D: The Latest about Video Monitoring in an Employment Relationship?
Category: Nachrichten, § 6b BDSG VideoüberwachungBy: K. Schiefer - 2B Advice GmbH - the privacy benchmark
The new Federal Data Protection Law, which comes into force on September 1, will affect a whole series of problems pertaining to labour laws. One of these is video monitoring.
The basic regulation concerning video monitoring in § 6b BDSG is not changed by the reform. However, it is applicable only to publicly accessible rooms. Frequently, working areas do not come under its provisions, unless sales areas or delivery areas, for example, are involved.
In the future, there will be a regulation in the new § 32 BDSG for data processing in the employment relationship. Paragraph 1 there stipulates that personal data of an employee may be collected, processed or utilized for the purpose of the employment relationship, if this [...], after the establishment of the employment relationship, is required for the implementation or the termination of the latter.

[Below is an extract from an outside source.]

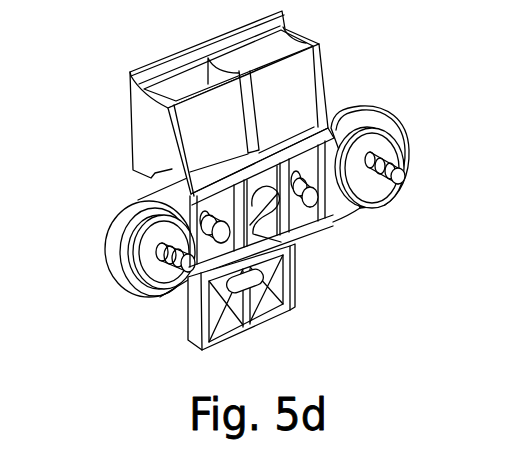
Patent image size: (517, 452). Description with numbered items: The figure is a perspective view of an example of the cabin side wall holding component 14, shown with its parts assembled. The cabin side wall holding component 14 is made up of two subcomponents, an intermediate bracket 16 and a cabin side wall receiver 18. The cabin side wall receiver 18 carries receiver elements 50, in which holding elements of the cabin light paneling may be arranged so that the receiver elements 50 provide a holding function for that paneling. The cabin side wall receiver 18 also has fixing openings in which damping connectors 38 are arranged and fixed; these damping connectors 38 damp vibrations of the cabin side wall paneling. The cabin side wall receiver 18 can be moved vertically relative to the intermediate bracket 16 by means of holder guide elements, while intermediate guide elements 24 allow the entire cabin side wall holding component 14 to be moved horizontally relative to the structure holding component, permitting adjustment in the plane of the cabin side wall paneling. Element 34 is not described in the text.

Paragraph 2 states that personal data of an employee may be collected, processed or used for the discovery of criminal offences only if actual clues, which are to be documented, justify the suspicion that the person involved has committed a criminal offence, the collection, processing or utilization is necessary for the discovery and the protection-deserving interests of the employee in the exclusion of the of the collection, processing or utilization do not outweigh and especially the nature and extent with respect to the inducement, are not disproportionate.
In this connection, Paragraph 2 takes over the requirements for video monitoring, addressed in the decision of the Bundesarbeitsgerichts (BAG) (Federal Employment Court) of 8-26-2008 (Az. 1 ABR 16/07) for clarifying criminal offences. According to the justification for the law, Paragraph 1 shall apply to all cases of prevention of criminal offences and other legal infractions, which are related to the employment. The only admissibility criterion then is the question whether this measure is "necessary". A measure is necessary whenever there are no milder means for disposing equally effectively of the purpose pursued by the measure.
If the requirements are compared, a clear imbalance may be noted; the guidelines for video monitoring employees, who are not suspected of criminal offences, are significantly less strict than the regulations for monitoring employees, who are suspected. The BAG (aaO) had considered such monitoring to be still inappropriate. No doubt the courts will have to make a final decision in the future whether this actually can be combined with the personal rights of the employees.
The consequence of this new regulation is therefore not the desired legal clarity but rather a further legal uncertainty regarding the purposes for which and the configuration in which video monitoring will be permissible in the future. To begin with, also in the future, companies should use video monitoring installations sparingly and, especially, for clarifying criminal offences. The regulations, made for these cases, are unambiguous and also confirmed by case law.